In a further contribution from former Pro Geoff Lawson he takes a look back on the glory days of international overseas players, some of the great West Indians to play league cricket, and some of his former teammates at Crimble:
The CLL has had a long history of employing current and former Test cricketers as professionals. Sadly the progression of the international program and mutated visa regulations has put an end to the best players in the world gravitating to the Leagues all across Britain not just in Lancs and Yorks. and more’s the pity (I recall Rishton of the Lancashire League employing Viv Richards in 1987 when he was at his peak of batting ability).
Of course Joel Garner, Colin Croft, Franklin Stephenson, Curtley Ambrose, Andy Flower and a host of others have been integral to the CLL being a competition that beckoned those from across the cricket playing globe.
Competing in the Leagues was seen as an integral ingredient for any aspiring players education, on and off the field. When I was a 12 year old catching the bus from my relatives house in the Sydney beachside suburb of Maroubra with my older brother to watch the 1969 Sydney Test match, the thought of ever playing against any of the West Indians was beyond fantasy.
My Dad had driven up from Wagga Wagga (about a 7 ½ hour trip in those days) to pick up our new Pontiac from the Holden factory – the old man loved his Yank tanks (and as the owner of a service station he could afford the petrol) and the opportunity to go to the SCG was irresistible.

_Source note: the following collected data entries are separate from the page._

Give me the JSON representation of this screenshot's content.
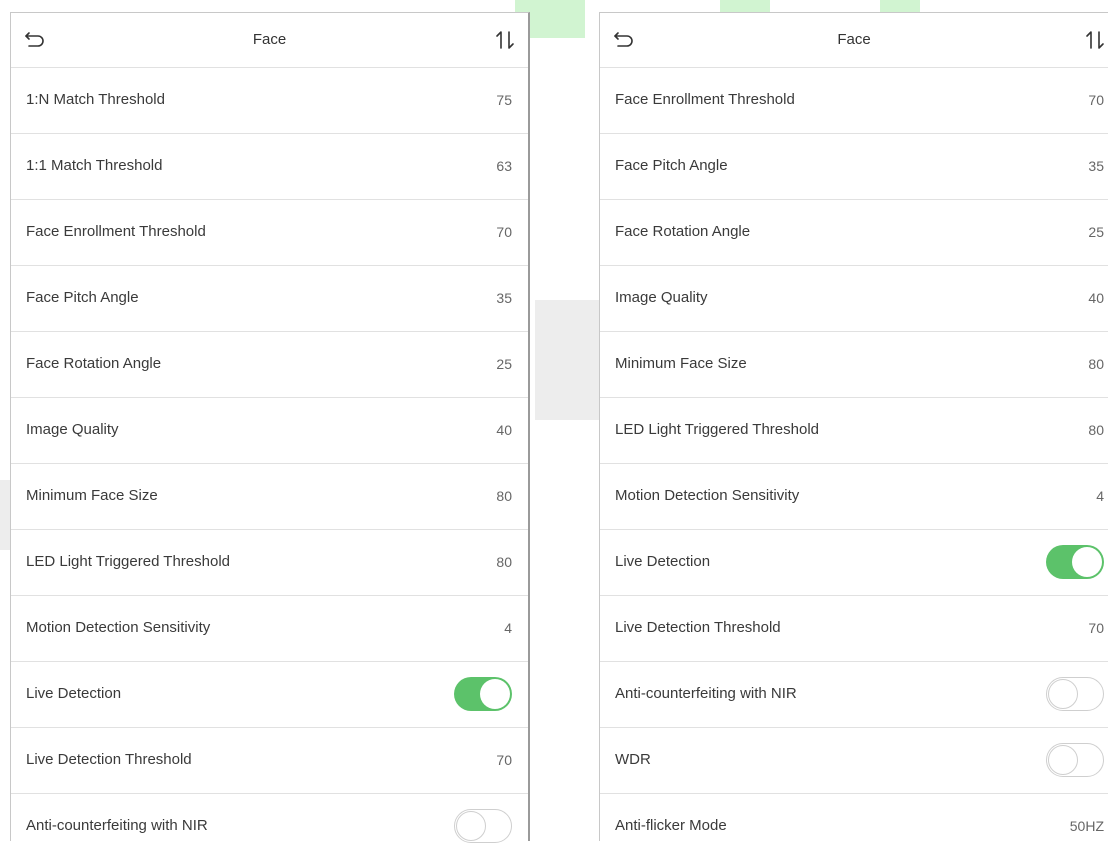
{
  "left_screen": {
    "title": "Face",
    "icons": {
      "back": "back-arrow-icon",
      "sort": "sort-icon"
    },
    "rows": [
      {
        "label": "1:N Match Threshold",
        "value": "75"
      },
      {
        "label": "1:1 Match Threshold",
        "value": "63"
      },
      {
        "label": "Face Enrollment Threshold",
        "value": "70"
      },
      {
        "label": "Face Pitch Angle",
        "value": "35"
      },
      {
        "label": "Face Rotation Angle",
        "value": "25"
      },
      {
        "label": "Image Quality",
        "value": "40"
      },
      {
        "label": "Minimum Face Size",
        "value": "80"
      },
      {
        "label": "LED Light Triggered Threshold",
        "value": "80"
      },
      {
        "label": "Motion Detection Sensitivity",
        "value": "4"
      },
      {
        "label": "Live Detection",
        "toggle": true
      },
      {
        "label": "Live Detection Threshold",
        "value": "70"
      },
      {
        "label": "Anti-counterfeiting with NIR",
        "toggle": false
      }
    ]
  },
  "right_screen": {
    "title": "Face",
    "icons": {
      "back": "back-arrow-icon",
      "sort": "sort-icon"
    },
    "rows": [
      {
        "label": "Face Enrollment Threshold",
        "value": "70"
      },
      {
        "label": "Face Pitch Angle",
        "value": "35"
      },
      {
        "label": "Face Rotation Angle",
        "value": "25"
      },
      {
        "label": "Image Quality",
        "value": "40"
      },
      {
        "label": "Minimum Face Size",
        "value": "80"
      },
      {
        "label": "LED Light Triggered Threshold",
        "value": "80"
      },
      {
        "label": "Motion Detection Sensitivity",
        "value": "4"
      },
      {
        "label": "Live Detection",
        "toggle": true
      },
      {
        "label": "Live Detection Threshold",
        "value": "70"
      },
      {
        "label": "Anti-counterfeiting with NIR",
        "toggle": false
      },
      {
        "label": "WDR",
        "toggle": false
      },
      {
        "label": "Anti-flicker Mode",
        "value": "50HZ"
      }
    ]
  },
  "colors": {
    "toggle_on": "#5cc26a",
    "divider": "#e1e1e1",
    "text": "#3a3a3a",
    "value": "#666666"
  }
}
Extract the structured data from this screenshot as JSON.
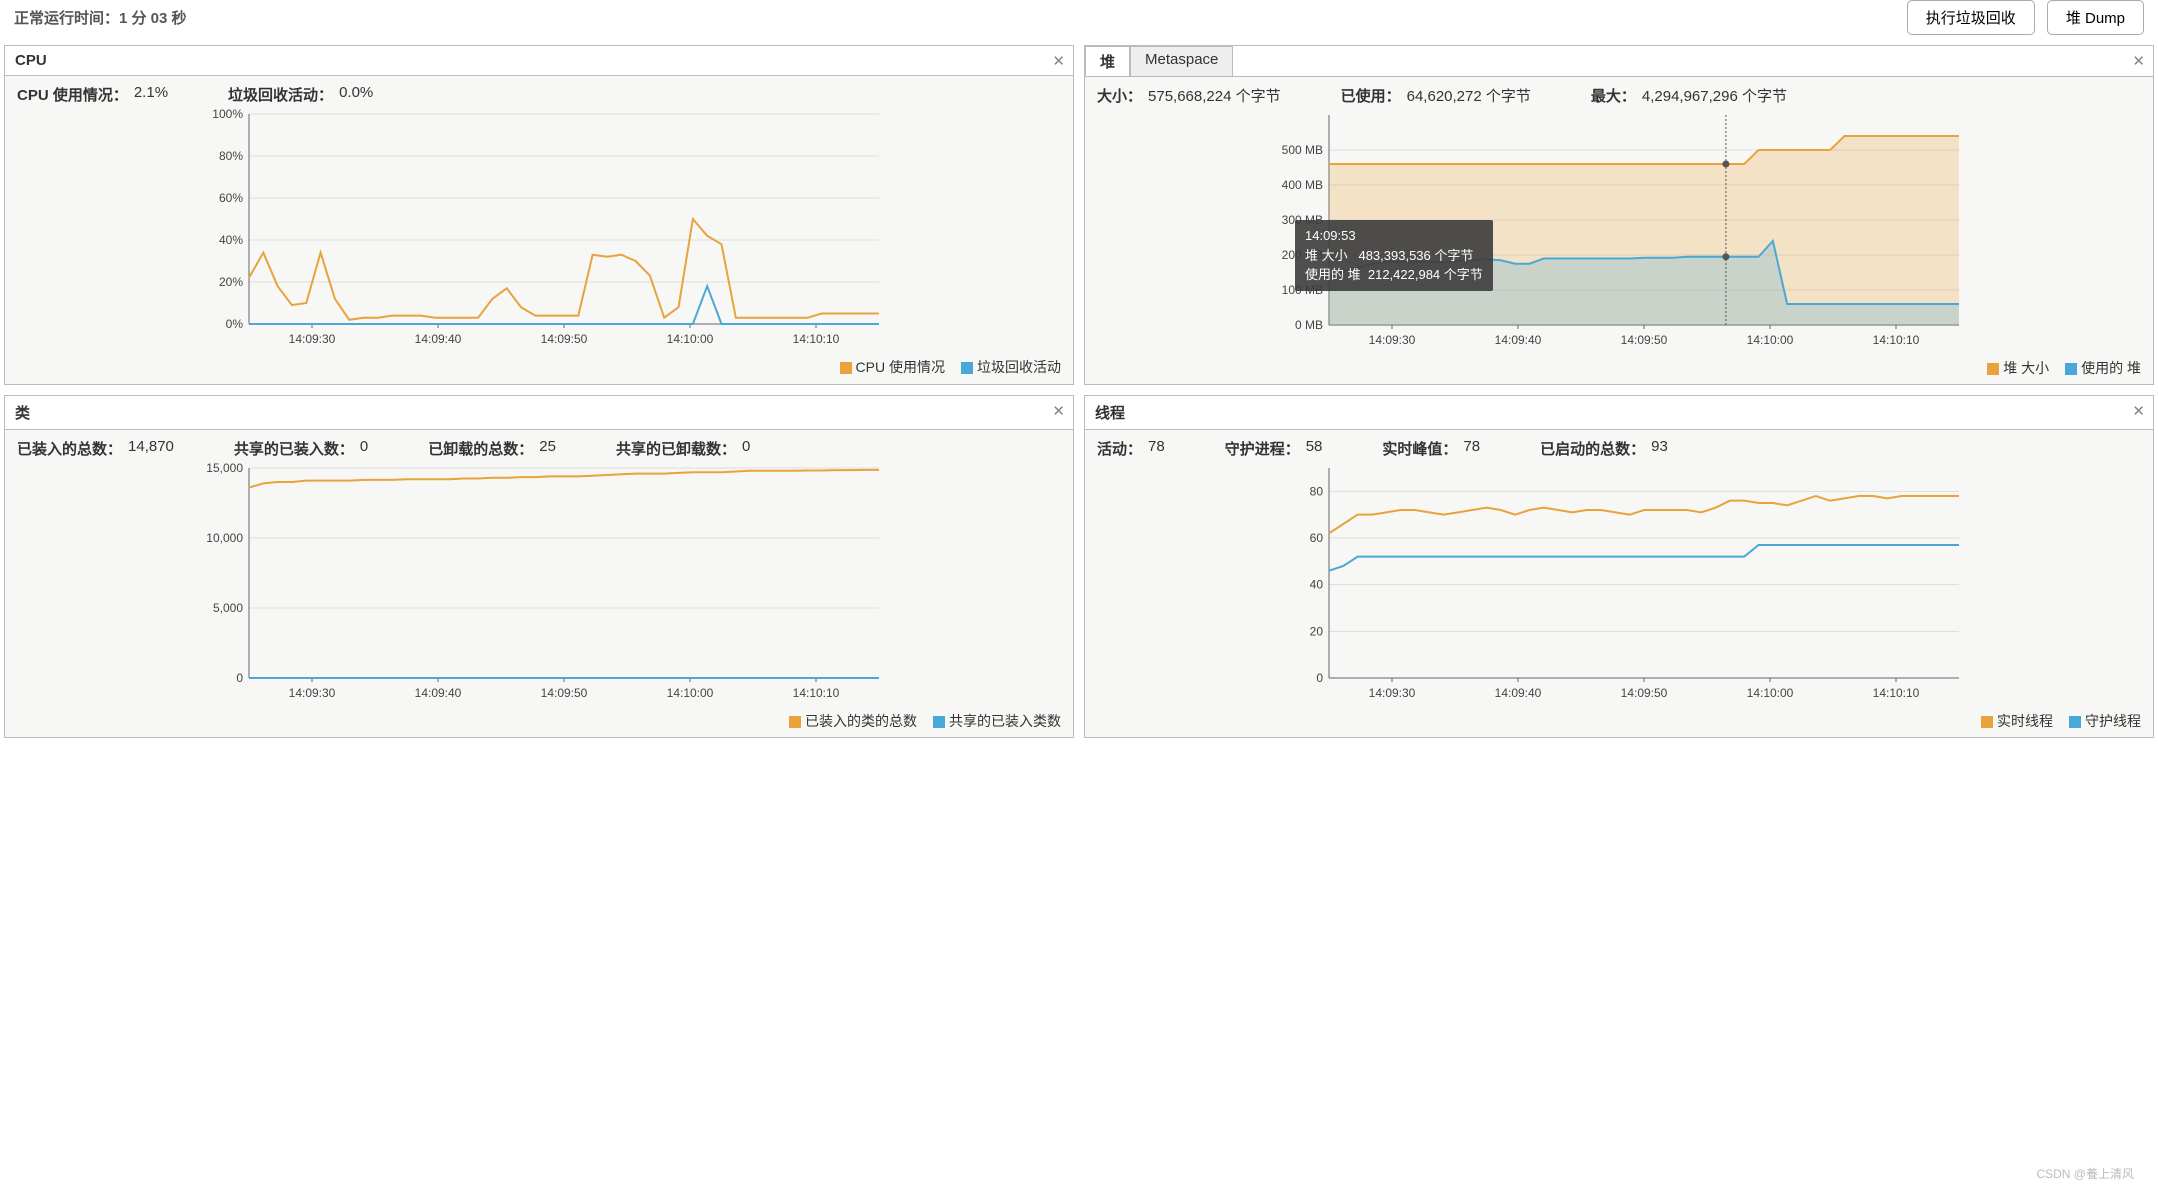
{
  "header": {
    "uptime_label": "正常运行时间：1 分 03 秒",
    "gc_button": "执行垃圾回收",
    "heap_dump_button": "堆 Dump"
  },
  "panels": {
    "cpu": {
      "title": "CPU",
      "stats": {
        "usage_label": "CPU 使用情况：",
        "usage_value": "2.1%",
        "gc_label": "垃圾回收活动：",
        "gc_value": "0.0%"
      },
      "legend": {
        "a": "CPU 使用情况",
        "b": "垃圾回收活动"
      }
    },
    "heap": {
      "tabs": {
        "heap": "堆",
        "metaspace": "Metaspace"
      },
      "stats": {
        "size_label": "大小：",
        "size_value": "575,668,224 个字节",
        "used_label": "已使用：",
        "used_value": "64,620,272 个字节",
        "max_label": "最大：",
        "max_value": "4,294,967,296 个字节"
      },
      "legend": {
        "a": "堆 大小",
        "b": "使用的 堆"
      },
      "tooltip": {
        "time": "14:09:53",
        "row1_label": "堆 大小",
        "row1_value": "483,393,536 个字节",
        "row2_label": "使用的 堆",
        "row2_value": "212,422,984 个字节"
      }
    },
    "classes": {
      "title": "类",
      "stats": {
        "loaded_label": "已装入的总数：",
        "loaded_value": "14,870",
        "shared_loaded_label": "共享的已装入数：",
        "shared_loaded_value": "0",
        "unloaded_label": "已卸载的总数：",
        "unloaded_value": "25",
        "shared_unloaded_label": "共享的已卸载数：",
        "shared_unloaded_value": "0"
      },
      "legend": {
        "a": "已装入的类的总数",
        "b": "共享的已装入类数"
      }
    },
    "threads": {
      "title": "线程",
      "stats": {
        "live_label": "活动：",
        "live_value": "78",
        "daemon_label": "守护进程：",
        "daemon_value": "58",
        "peak_label": "实时峰值：",
        "peak_value": "78",
        "started_label": "已启动的总数：",
        "started_value": "93"
      },
      "legend": {
        "a": "实时线程",
        "b": "守护线程"
      }
    }
  },
  "watermark": "CSDN @養上清风",
  "chart_data": [
    {
      "id": "cpu",
      "type": "line",
      "x_ticks": [
        "14:09:30",
        "14:09:40",
        "14:09:50",
        "14:10:00",
        "14:10:10"
      ],
      "ylim": [
        0,
        100
      ],
      "y_ticks": [
        0,
        20,
        40,
        60,
        80,
        100
      ],
      "y_suffix": "%",
      "series": [
        {
          "name": "CPU 使用情况",
          "color": "#e8a33d",
          "values": [
            22,
            34,
            18,
            9,
            10,
            34,
            12,
            2,
            3,
            3,
            4,
            4,
            4,
            3,
            3,
            3,
            3,
            12,
            17,
            8,
            4,
            4,
            4,
            4,
            33,
            32,
            33,
            30,
            23,
            3,
            8,
            50,
            42,
            38,
            3,
            3,
            3,
            3,
            3,
            3,
            5,
            5,
            5,
            5,
            5
          ]
        },
        {
          "name": "垃圾回收活动",
          "color": "#4aa8d8",
          "values": [
            0,
            0,
            0,
            0,
            0,
            0,
            0,
            0,
            0,
            0,
            0,
            0,
            0,
            0,
            0,
            0,
            0,
            0,
            0,
            0,
            0,
            0,
            0,
            0,
            0,
            0,
            0,
            0,
            0,
            0,
            0,
            0,
            18,
            0,
            0,
            0,
            0,
            0,
            0,
            0,
            0,
            0,
            0,
            0,
            0
          ]
        }
      ]
    },
    {
      "id": "heap",
      "type": "area",
      "x_ticks": [
        "14:09:30",
        "14:09:40",
        "14:09:50",
        "14:10:00",
        "14:10:10"
      ],
      "ylim": [
        0,
        600
      ],
      "y_ticks": [
        0,
        100,
        200,
        300,
        400,
        500
      ],
      "y_suffix": " MB",
      "crosshair_x_ratio": 0.63,
      "series": [
        {
          "name": "堆 大小",
          "color": "#e8a33d",
          "fill": true,
          "values": [
            460,
            460,
            460,
            460,
            460,
            460,
            460,
            460,
            460,
            460,
            460,
            460,
            460,
            460,
            460,
            460,
            460,
            460,
            460,
            460,
            460,
            460,
            460,
            460,
            460,
            460,
            460,
            460,
            460,
            460,
            500,
            500,
            500,
            500,
            500,
            500,
            540,
            540,
            540,
            540,
            540,
            540,
            540,
            540,
            540
          ]
        },
        {
          "name": "使用的 堆",
          "color": "#4aa8d8",
          "fill": true,
          "values": [
            140,
            155,
            165,
            175,
            180,
            180,
            180,
            180,
            180,
            185,
            185,
            188,
            185,
            175,
            175,
            190,
            190,
            190,
            190,
            190,
            190,
            190,
            192,
            192,
            192,
            195,
            195,
            195,
            195,
            195,
            195,
            240,
            60,
            60,
            60,
            60,
            60,
            60,
            60,
            60,
            60,
            60,
            60,
            60,
            60
          ]
        }
      ]
    },
    {
      "id": "classes",
      "type": "line",
      "x_ticks": [
        "14:09:30",
        "14:09:40",
        "14:09:50",
        "14:10:00",
        "14:10:10"
      ],
      "ylim": [
        0,
        15000
      ],
      "y_ticks": [
        0,
        5000,
        10000,
        15000
      ],
      "y_format": "comma",
      "series": [
        {
          "name": "已装入的类的总数",
          "color": "#e8a33d",
          "values": [
            13600,
            13900,
            14000,
            14000,
            14100,
            14100,
            14100,
            14100,
            14150,
            14150,
            14150,
            14200,
            14200,
            14200,
            14200,
            14250,
            14250,
            14300,
            14300,
            14350,
            14350,
            14400,
            14400,
            14400,
            14450,
            14500,
            14550,
            14600,
            14600,
            14600,
            14650,
            14700,
            14700,
            14700,
            14750,
            14800,
            14800,
            14800,
            14800,
            14820,
            14820,
            14850,
            14850,
            14870,
            14870
          ]
        },
        {
          "name": "共享的已装入类数",
          "color": "#4aa8d8",
          "values": [
            0,
            0,
            0,
            0,
            0,
            0,
            0,
            0,
            0,
            0,
            0,
            0,
            0,
            0,
            0,
            0,
            0,
            0,
            0,
            0,
            0,
            0,
            0,
            0,
            0,
            0,
            0,
            0,
            0,
            0,
            0,
            0,
            0,
            0,
            0,
            0,
            0,
            0,
            0,
            0,
            0,
            0,
            0,
            0,
            0
          ]
        }
      ]
    },
    {
      "id": "threads",
      "type": "line",
      "x_ticks": [
        "14:09:30",
        "14:09:40",
        "14:09:50",
        "14:10:00",
        "14:10:10"
      ],
      "ylim": [
        0,
        90
      ],
      "y_ticks": [
        0,
        20,
        40,
        60,
        80
      ],
      "series": [
        {
          "name": "实时线程",
          "color": "#e8a33d",
          "values": [
            62,
            66,
            70,
            70,
            71,
            72,
            72,
            71,
            70,
            71,
            72,
            73,
            72,
            70,
            72,
            73,
            72,
            71,
            72,
            72,
            71,
            70,
            72,
            72,
            72,
            72,
            71,
            73,
            76,
            76,
            75,
            75,
            74,
            76,
            78,
            76,
            77,
            78,
            78,
            77,
            78,
            78,
            78,
            78,
            78
          ]
        },
        {
          "name": "守护线程",
          "color": "#4aa8d8",
          "values": [
            46,
            48,
            52,
            52,
            52,
            52,
            52,
            52,
            52,
            52,
            52,
            52,
            52,
            52,
            52,
            52,
            52,
            52,
            52,
            52,
            52,
            52,
            52,
            52,
            52,
            52,
            52,
            52,
            52,
            52,
            57,
            57,
            57,
            57,
            57,
            57,
            57,
            57,
            57,
            57,
            57,
            57,
            57,
            57,
            57
          ]
        }
      ]
    }
  ]
}
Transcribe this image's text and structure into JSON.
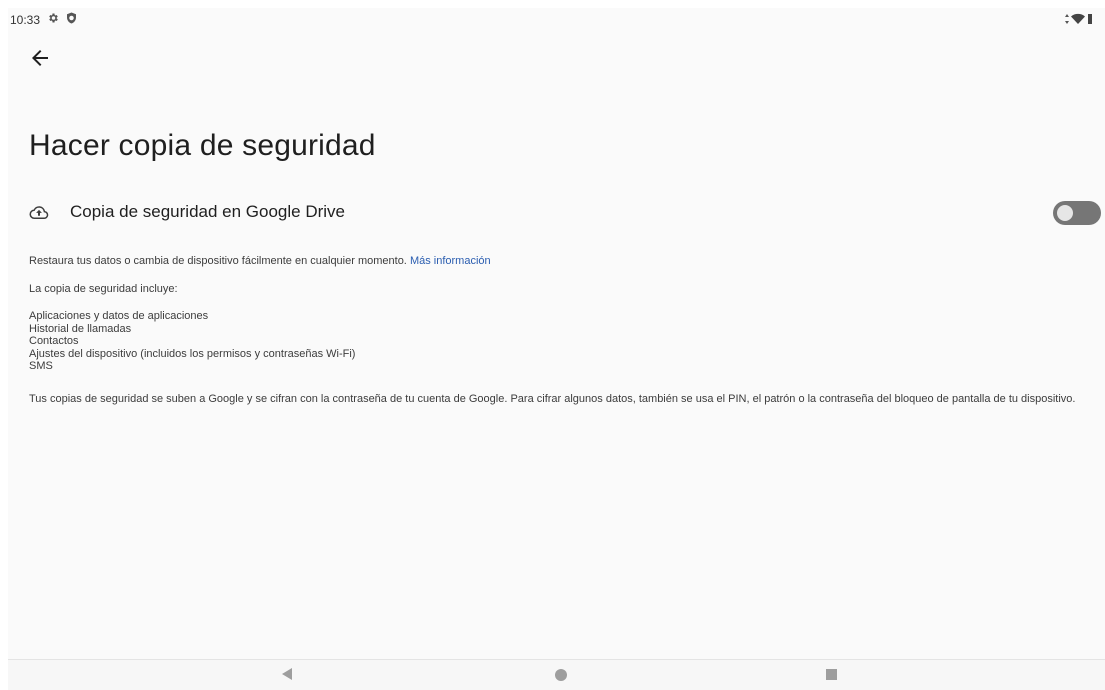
{
  "status_bar": {
    "time": "10:33",
    "left_icons": [
      "gear-icon",
      "shield-icon"
    ],
    "right_icons": [
      "data-arrows-icon",
      "wifi-icon",
      "battery-icon"
    ]
  },
  "header": {
    "back_icon": "arrow-left-icon",
    "title": "Hacer copia de seguridad"
  },
  "backup_setting": {
    "icon": "cloud-upload-icon",
    "label": "Copia de seguridad en Google Drive",
    "toggle_on": false
  },
  "info": {
    "restore_text": "Restaura tus datos o cambia de dispositivo fácilmente en cualquier momento.",
    "learn_more_link": "Más información",
    "includes_title": "La copia de seguridad incluye:",
    "includes_items": [
      "Aplicaciones y datos de aplicaciones",
      "Historial de llamadas",
      "Contactos",
      "Ajustes del dispositivo (incluidos los permisos y contraseñas Wi-Fi)",
      "SMS"
    ],
    "encryption_text": "Tus copias de seguridad se suben a Google y se cifran con la contraseña de tu cuenta de Google. Para cifrar algunos datos, también se usa el PIN, el patrón o la contraseña del bloqueo de pantalla de tu dispositivo."
  },
  "nav_bar": {
    "buttons": [
      "nav-back-icon",
      "nav-home-icon",
      "nav-recents-icon"
    ]
  },
  "colors": {
    "background": "#fafafa",
    "link": "#2a5db0",
    "toggle_track_off": "#767676",
    "toggle_thumb_off": "#e6e6e6"
  }
}
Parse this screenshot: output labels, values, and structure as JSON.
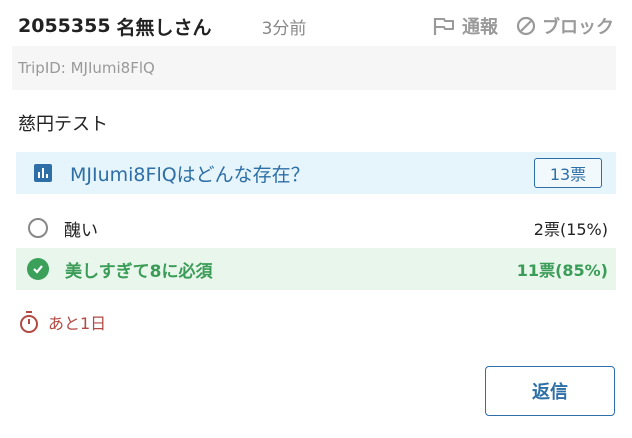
{
  "post": {
    "number": "2055355",
    "poster": "名無しさん",
    "time": "3分前",
    "report_label": "通報",
    "block_label": "ブロック",
    "trip": "TripID: MJIumi8FlQ",
    "body": "慈円テスト"
  },
  "poll": {
    "question": "MJIumi8FlQはどんな存在？",
    "total": "13票",
    "options": [
      {
        "label": "醜い",
        "result": "2票(15%)",
        "selected": false
      },
      {
        "label": "美しすぎて8に必須",
        "result": "11票(85%)",
        "selected": true
      }
    ],
    "remaining": "あと1日"
  },
  "actions": {
    "reply_label": "返信"
  },
  "colors": {
    "accent": "#2d6fa6",
    "selected": "#3a9c57",
    "timer": "#b24a44"
  }
}
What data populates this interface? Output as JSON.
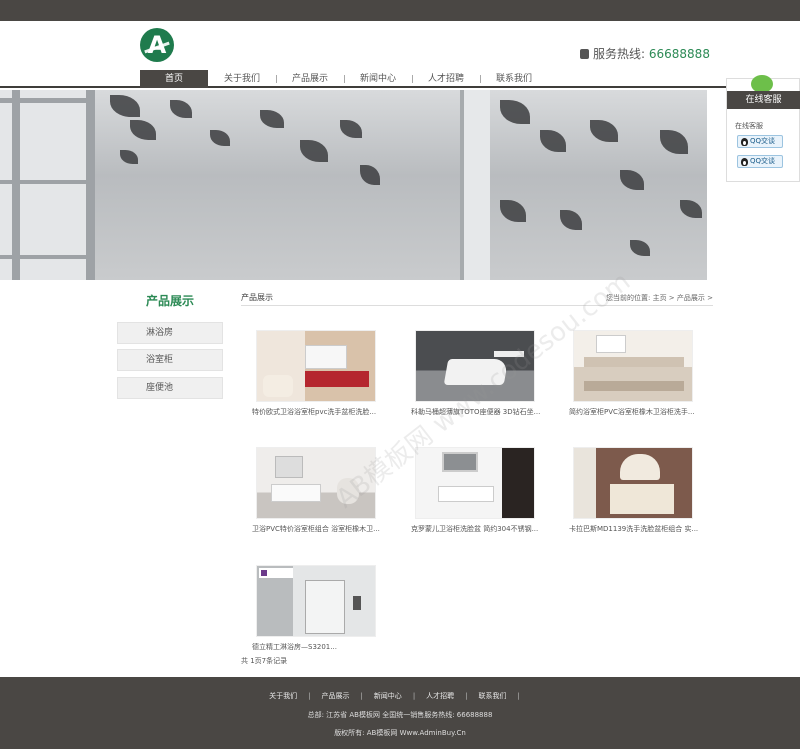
{
  "header": {
    "logo_letter": "A",
    "hotline_label": "服务热线:",
    "hotline_number": "66688888"
  },
  "nav": {
    "items": [
      "首页",
      "关于我们",
      "产品展示",
      "新闻中心",
      "人才招聘",
      "联系我们"
    ],
    "active_index": 0
  },
  "chat_widget": {
    "title": "在线客服",
    "subtitle": "在线客服",
    "buttons": [
      "QQ交谈",
      "QQ交谈"
    ]
  },
  "sidebar": {
    "title": "产品展示",
    "items": [
      "淋浴房",
      "浴室柜",
      "座便池"
    ]
  },
  "content": {
    "section_title": "产品展示",
    "breadcrumb": "您当前的位置: 主页 > 产品展示 >",
    "products": [
      "特价欧式卫浴浴室柜pvc洗手盆柜洗脸...",
      "科勒马桶超薄旗TOTO座便器 3D钻石坐...",
      "简约浴室柜PVC浴室柜橡木卫浴柜洗手...",
      "卫浴PVC特价浴室柜组合 浴室柜橡木卫...",
      "克罗蒙儿卫浴柜洗脸盆 简约304不锈钢...",
      "卡拉巴斯MD1139洗手洗脸盆柜组合 实...",
      "德立精工淋浴房—S3201..."
    ],
    "pager": "共 1页7条记录"
  },
  "footer": {
    "links": [
      "关于我们",
      "产品展示",
      "新闻中心",
      "人才招聘",
      "联系我们"
    ],
    "address": "总部: 江苏省 AB模板网   全国统一销售服务热线: 66688888",
    "copyright": "版权所有: AB模板网 Www.AdminBuy.Cn"
  },
  "watermark": "AB模板网 www.codesou.com",
  "colors": {
    "dark": "#4a4744",
    "accent_green": "#2c8a55"
  }
}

Wagga is actually closer to Melbourne than Sydney by a couple of hours but the SCG was always seen as the home of cricket for us New South Welshmen. As we rushed onto the forecourt of the old Sheridan Stand I took up a possie on the fine leg fence (I could only just see over it because the concourse was set below the level of the playing surface), Allan Connolly was bowling from the southern end (which as an SBC commentator I was to rename the “UNSW End“ almost 30 years later) and Rohan Kanhai was facing up. Allan Connolly gave me his autograph which I still have. A decade later the same man was facing up at The Crimble and it was GF Lawson running in – such moments are not lost on me.
I’m not sure how old Rohan was in 1979 but it would be fair to say that he was not at his peak, (he did top the averages and aggregates that year!) nevertheless his innings in the Wood Cup semi final was the difference between a win and a loss in a very tight game (catches win matches lads …..I’m almost over that one as well). Some great players do not lose their class and he was one of those.
Colin Croft was at Royton that year and fortunately for most batsmen in the League it was a wet (wetter than usual I was told – hate to see a really damp season!) summer and the pitches were very slow and the footmarks often bog holes – Crofty had that significant splay of the front foot and needed a firm purchase as he delivered to generate his full pace. I faced him on some hard Australian tracks and he was nasty indeed with the angle in and the seam away.
‘Franco’ Stephenson was having his ‘gap‘ year at Littleborough before commencing a long and fruitful carer at Notts – his slower ball was the forerunner of much of what we see in contemporary T20 cricket. To that time Rohan Kanhai was the ‘greatest‘ player I had ever been on the same field with or against, I can honestly say that it was an honour then and remains so to this day.
Of course the ‘local‘ pros knew the conditions well and knew how to make the most of them with clever seam bowing D V Parker or craftily playing the ball late like Albert Ross and Stewart Wales
One lesson to be learned as a young aspiring professional is that here must be respect for the opposition and in particular the amateurs that turn up every week from their places of work to play a very competitive sport.
I loved playing club cricket at home and competed just as hard for UNSWCC as I did for NSW or Australia. When asked what I thought of the standard of Australian Club cricket my response was “they are amateurs playing with a professional attitude“. And that’s what I also saw in the northern Leagues. Skill has its place but attitude commands the performance.
Having a drink or three Friday night is the club cricketers way of preparation that was denied him (or her, Kate) due to work commitments during the week. It was never my place to ‘tut tut’ Fare or Lamb or Hall or McLellan or “insert Heywood players name here“ if they chose to take the tension out of their minds and bodies at weeks end.
Graddie of course saved his celebrations until given permission by the road manager at the conclusion of each fixture – a real amateur with a pro outlook! Fare of course needed little incentive to commence his relaxation theory after Tuesday nets. Colin Gradwell was a quality player, you could see by the footwork and ease of timing that he was a serious batsmen at his peak, his catching at slip, when Wally Devine let them go, was outstanding and went a long way towards our many victories. Pros do appreciate when the edges get taken.
Wally was a youthful, bounding, effective presence with the gauntlets and not afraid to appeal whenever the occasion marginally presented. Bowling pros also appreciate ‘keepers who shout loudly and often. Fare could catch too. Championship success is so often built on the quality amateurs and we had our share.
Perhaps with the nation polling to leave the EU (seriously you people??!!) the cricket leagues of the UK may find a way to get promising young players returning from the dominions to learn their trade and add value and entertainment. I will always advise young Australian cricketers to do so, and if the play at Crimble then all the better.